Çocuk elmayı elinden bırakmak istemiyordu; ama sonunda zorunlu olarak bıraktı. Elini vazodan çıkardığında, yüzünde şaşkınlık okunuyordu…
“Elmanın vazodan nasıl çıkarılabileceği konusunda sizin bir fikriniz var mı?” diye sorulunca…
Konfüçyüs, vazoyu yerden alıp ters çevirdi. Elma vazonun içinden yuvarlanıp avucunun içine düştü. Çocukların hepsi gülmeye başladı. Aslında o kadar basit bir şeydi ki bu!

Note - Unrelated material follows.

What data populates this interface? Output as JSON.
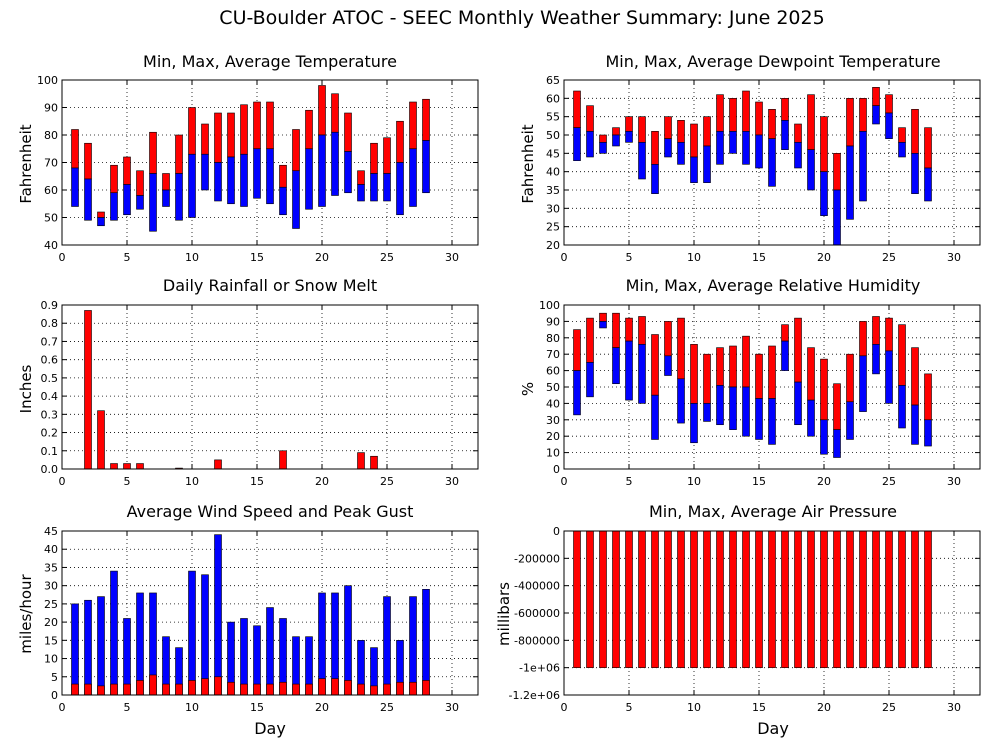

Konfüçyüs, “Fakat bu, göründüğü kadar basit değil” dedi ve elmayı havada tutarak konuşmasına şöyle devam etti:
- Bazen bir şeyi gerektiğinde bırakabilmek, zor bir iştir. Onu bırakabilmek de bir beceridir. Eğer bir şeyi zorla tuttuğunuzda, ulaşmak istediğiniz şeyi engellediğini görüyorsanız, o zaman onu özgür bırakmalısınız. Eğer yanlış bir şey yapıyorsanız, o zaman buna son vermelisiniz. Eğer kendinize ve başkalarına karşı dürüst davranmıyorsanız, bu hilekârlığı hemen durdurmalısınız. İşte, ancak o zaman hedefinize ulaşabilirsiniz.
*****
TEBESSÜM
Nasihat
Bir öğrencisi Thales’e sorar:
- Size göre dünyada biricik ve devamlı olan şey nedir
- Ümit, zira bizi en son bırakan budur.
- Peki, öyleyse en kolay olan şey nedir?
- Başkasına nasihat vermek.
*****
GÜNÜN SÖZÜ
Aslında insanların gerçek yüzleri her zaman ortadadır; sadece bakmakta ve anlamakta geç kalırsın.